Two variables are said to be covariates if they are related to each other and change together. A covariate changes along with the dependent variable in our regression/ANOVA model.
For example, suppose we are studying the effect of the number of exercise hours on weight loss of people. Then the number of exercise hours is a covariate because changes in the exercise hours correlate with changes in weight loss levels.
Weight loss also depends on the initial weight of the person. Hence initial weight is also a covariate.
Types of Covariates:
Covariate variables are generally of two kinds – Independent Variables and Confounding variables.
The independent variables are the variables that are directly under study such as the number of exercise hours in the above example.

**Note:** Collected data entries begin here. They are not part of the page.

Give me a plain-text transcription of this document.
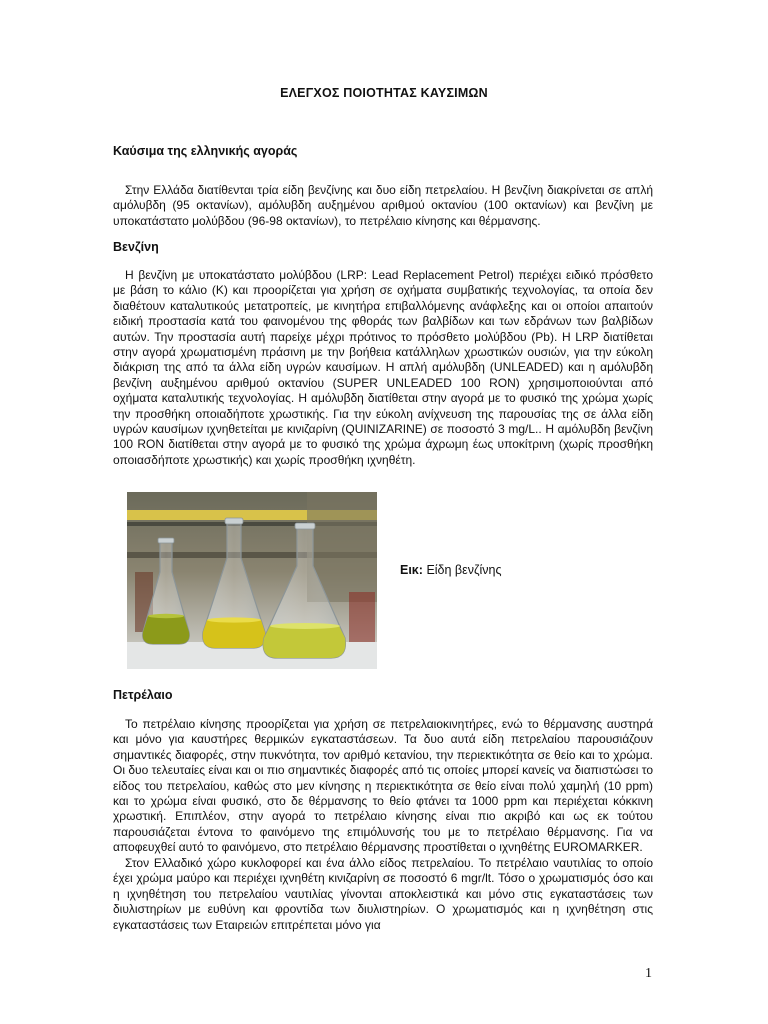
ΕΛΕΓΧΟΣ ΠΟΙΟΤΗΤΑΣ ΚΑΥΣΙΜΩΝ
Καύσιμα της ελληνικής αγοράς

Στην Ελλάδα διατίθενται τρία είδη βενζίνης και δυο είδη πετρελαίου. Η βενζίνη διακρίνεται σε απλή αμόλυβδη (95 οκτανίων), αμόλυβδη αυξημένου αριθμού οκτανίου (100 οκτανίων) και βενζίνη με υποκατάστατο μολύβδου (96-98 οκτανίων), το πετρέλαιο κίνησης και θέρμανσης.

Βενζίνη

Η βενζίνη με υποκατάστατο μολύβδου (LRP: Lead Replacement Petrol) περιέχει ειδικό πρόσθετο με βάση το κάλιο (K) και προορίζεται για χρήση σε οχήματα συμβατικής τεχνολογίας, τα οποία δεν διαθέτουν καταλυτικούς μετατροπείς, με κινητήρα επιβαλλόμενης ανάφλεξης και οι οποίοι απαιτούν ειδική προστασία κατά του φαινομένου της φθοράς των βαλβίδων και των εδράνων των βαλβίδων αυτών. Την προστασία αυτή παρείχε μέχρι πρότινος το πρόσθετο μολύβδου (Pb). Η LRP διατίθεται στην αγορά χρωματισμένη πράσινη με την βοήθεια κατάλληλων χρωστικών ουσιών, για την εύκολη διάκριση της από τα άλλα είδη υγρών καυσίμων. Η απλή αμόλυβδη (UNLEADED) και η αμόλυβδη βενζίνη αυξημένου αριθμού οκτανίου (SUPER UNLEADED 100 RON) χρησιμοποιούνται από οχήματα καταλυτικής τεχνολογίας. Η αμόλυβδη διατίθεται στην αγορά με το φυσικό της χρώμα χωρίς την προσθήκη οποιαδήποτε χρωστικής. Για την εύκολη ανίχνευση της παρουσίας της σε άλλα είδη υγρών καυσίμων ιχνηθετείται με κινιζαρίνη (QUINIZARINE) σε ποσοστό 3 mg/L.. Η αμόλυβδη βενζίνη 100 RON διατίθεται στην αγορά με το φυσικό της χρώμα άχρωμη έως υποκίτρινη (χωρίς προσθήκη οποιασδήποτε χρωστικής) και χωρίς προσθήκη ιχνηθέτη.

Εικ: Είδη βενζίνης
Πετρέλαιο

Το πετρέλαιο κίνησης προορίζεται για χρήση σε πετρελαιοκινητήρες, ενώ το θέρμανσης αυστηρά και μόνο για καυστήρες θερμικών εγκαταστάσεων. Τα δυο αυτά είδη πετρελαίου παρουσιάζουν σημαντικές διαφορές, στην πυκνότητα, τον αριθμό κετανίου, την περιεκτικότητα σε θείο και το χρώμα. Οι δυο τελευταίες είναι και οι πιο σημαντικές διαφορές από τις οποίες μπορεί κανείς να διαπιστώσει το είδος του πετρελαίου, καθώς στο μεν κίνησης η περιεκτικότητα σε θείο είναι πολύ χαμηλή (10 ppm) και το χρώμα είναι φυσικό, στο δε θέρμανσης το θείο φτάνει τα 1000 ppm και περιέχεται κόκκινη χρωστική. Επιπλέον, στην αγορά το πετρέλαιο κίνησης είναι πιο ακριβό και ως εκ τούτου παρουσιάζεται έντονα το φαινόμενο της επιμόλυνσής του με το πετρέλαιο θέρμανσης. Για να αποφευχθεί αυτό το φαινόμενο, στο πετρέλαιο θέρμανσης προστίθεται ο ιχνηθέτης EUROMARKER.

Στον Ελλαδικό χώρο κυκλοφορεί και ένα άλλο είδος πετρελαίου. Το πετρέλαιο ναυτιλίας το οποίο έχει χρώμα μαύρο και περιέχει ιχνηθέτη κινιζαρίνη σε ποσοστό 6 mgr/lt. Τόσο ο χρωματισμός όσο και η ιχνηθέτηση του πετρελαίου ναυτιλίας γίνονται αποκλειστικά και μόνο στις εγκαταστάσεις των διυλιστηρίων με ευθύνη και φροντίδα των διυλιστηρίων. Ο χρωματισμός και η ιχνηθέτηση στις εγκαταστάσεις των Εταιρειών επιτρέπεται μόνο για

1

The confounding variables are the hidden variables that the researcher may have not considered. An example would be the initial weight of people in the above example. We use the ANCOVA technique to deal with the presence of confounding variables in our study.
Examples of Covariates:
- Quality of soil and growth rate of crops.
- Smoking habits and risk of cancer.
- Diet plan and weight loss.
- Age and shoe size.
Coefficient of Correlation between two Variables:
We can measure the degree to which two variables are covariates by calculating the coefficient of correlation of the two variables.
The coefficient of correlation is a numerical quantity that lies between -1 and 1 and it tells us how much the two variables are related to each other.
If the correlation coefficient lies near +1 then there is a strong positive correlation between the two variables and if it lies near -1 then there is a strong negative correlation between the two variables.